In this implementation, Ubuntu is effectively acting as a universal translator that can download any language it needs to translate the messages that a lightbulb might be sending to a set of automated window blinds. As long as the device developers can write a software library and/or application framework for the individual radios or radio protocols, the coordinating Ubuntu device can route the data.
Eliminating these translating controllers, which take a radio protocol and allow it to talk to a smartphone in most cases, will go a long way towards reducing the cost of an IoT device – a major benefit to consumer adoption of smart home tech, as well as businesses looking to improve efficiency and profit margins via automation.
Another advantage of this library and framework approach is that the battle-lines being drawn by the likes of Qualcomm’s AllSeen Alliance, the IIC, the OIC and Google’s Thread suddenly look less like the beginning of a protracted war of attrition.

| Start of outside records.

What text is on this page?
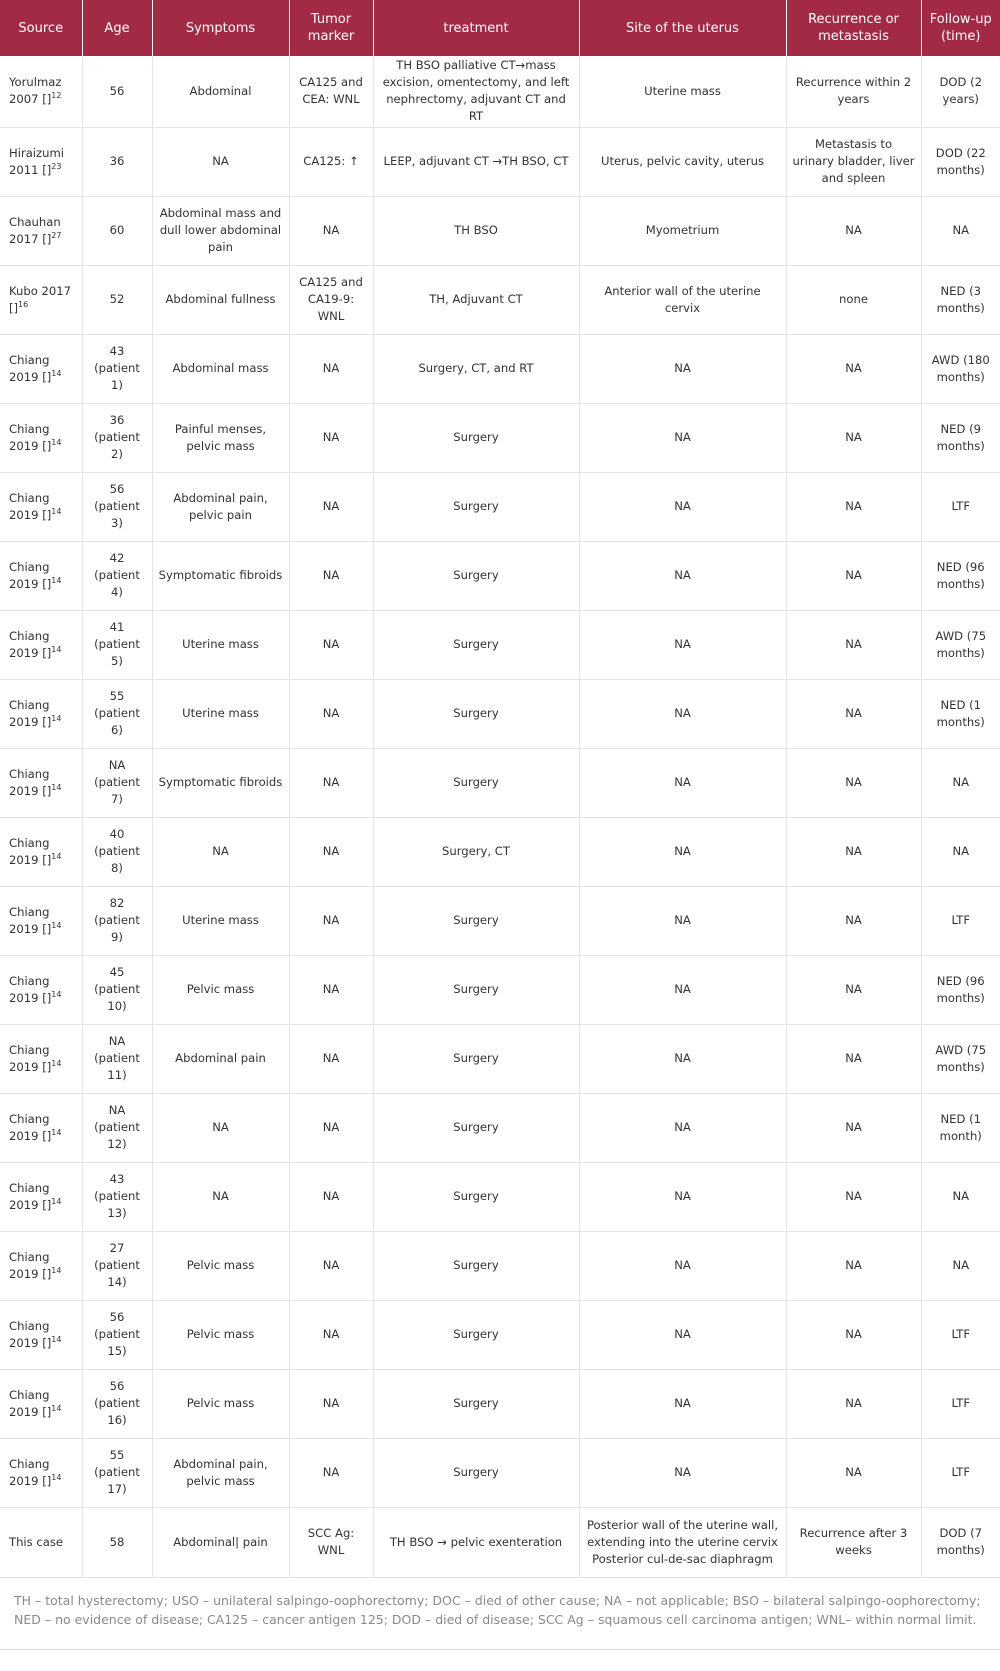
Source	Age	Symptoms	Tumor marker	treatment	Site of the uterus	Recurrence or metastasis	Follow-up (time)
Yorulmaz 2007 []$^{12}$	56	Abdominal	CA125 and CEA: WNL	TH BSO palliative CT→mass excision, omentectomy, and left nephrectomy, adjuvant CT and RT	Uterine mass	Recurrence within 2 years	DOD (2 years)
Hiraizumi 2011 []$^{23}$	36	NA	CA125: ↑	LEEP, adjuvant CT →TH BSO, CT	Uterus, pelvic cavity, uterus	Metastasis to urinary bladder, liver and spleen	DOD (22 months)
Chauhan 2017 []$^{27}$	60	Abdominal mass and dull lower abdominal pain	NA	TH BSO	Myometrium	NA	NA
Kubo 2017 []$^{16}$	52	Abdominal fullness	CA125 and CA19-9: WNL	TH, Adjuvant CT	Anterior wall of the uterine cervix	none	NED (3 months)
Chiang 2019 []$^{14}$	43 (patient 1)	Abdominal mass	NA	Surgery, CT, and RT	NA	NA	AWD (180 months)
Chiang 2019 []$^{14}$	36 (patient 2)	Painful menses, pelvic mass	NA	Surgery	NA	NA	NED (9 months)
Chiang 2019 []$^{14}$	56 (patient 3)	Abdominal pain, pelvic pain	NA	Surgery	NA	NA	LTF
Chiang 2019 []$^{14}$	42 (patient 4)	Symptomatic fibroids	NA	Surgery	NA	NA	NED (96 months)
Chiang 2019 []$^{14}$	41 (patient 5)	Uterine mass	NA	Surgery	NA	NA	AWD (75 months)
Chiang 2019 []$^{14}$	55 (patient 6)	Uterine mass	NA	Surgery	NA	NA	NED (1 months)
Chiang 2019 []$^{14}$	NA (patient 7)	Symptomatic fibroids	NA	Surgery	NA	NA	NA
Chiang 2019 []$^{14}$	40 (patient 8)	NA	NA	Surgery, CT	NA	NA	NA
Chiang 2019 []$^{14}$	82 (patient 9)	Uterine mass	NA	Surgery	NA	NA	LTF
Chiang 2019 []$^{14}$	45 (patient 10)	Pelvic mass	NA	Surgery	NA	NA	NED (96 months)
Chiang 2019 []$^{14}$	NA (patient 11)	Abdominal pain	NA	Surgery	NA	NA	AWD (75 months)
Chiang 2019 []$^{14}$	NA (patient 12)	NA	NA	Surgery	NA	NA	NED (1 month)
Chiang 2019 []$^{14}$	43 (patient 13)	NA	NA	Surgery	NA	NA	NA
Chiang 2019 []$^{14}$	27 (patient 14)	Pelvic mass	NA	Surgery	NA	NA	NA
Chiang 2019 []$^{14}$	56 (patient 15)	Pelvic mass	NA	Surgery	NA	NA	LTF
Chiang 2019 []$^{14}$	56 (patient 16)	Pelvic mass	NA	Surgery	NA	NA	LTF
Chiang 2019 []$^{14}$	55 (patient 17)	Abdominal pain, pelvic mass	NA	Surgery	NA	NA	LTF
This case	58	Abdominal| pain	SCC Ag: WNL	TH BSO → pelvic exenteration	Posterior wall of the uterine wall, extending into the uterine cervix Posterior cul-de-sac diaphragm	Recurrence after 3 weeks	DOD (7 months)
TH – total hysterectomy; USO – unilateral salpingo-oophorectomy; DOC – died of other cause; NA – not applicable; BSO – bilateral salpingo-oophorectomy; NED – no evidence of disease; CA125 – cancer antigen 125; DOD – died of disease; SCC Ag – squamous cell carcinoma antigen; WNL– within normal limit.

With a platform such as Ubuntu Core, a coordinating hub just has to ensure it has downloaded the necessary library (ZigBee, Z-Wave, Thread, AllJoyn, IoTivity, etc.) to counter the issue of incompatible device communication protocols.
Snappy Ubuntu Core is a container-based version of the regular Ubuntu Linux distribution. It can be thought of as a stripped-down version that contains only the required software libraries to operate on servers. Additional libraries are added as needed, but the software is geared towards running applications on cloud servers in a container-based environment – which keeps the core OS separate from the applications it is running without having to run multiple virtual machines on the server, which benefits run-time efficiency and security.
The term snappy describes the fundamental difference between this one and the PC flavor of Ubuntu. Snappy describes how apps can be snapped into place on the read-only OS without interfering with other systems. They can just as easily be snapped out of place when they are no longer needed, without compromising the system’s integrity – as each app runs independently of the others and can’t interfere with the OS. The approach arose from Ubuntu’s ongoing mobile phone endeavors, which have yet to bear fruit in the form of an Ubuntu Touch handset.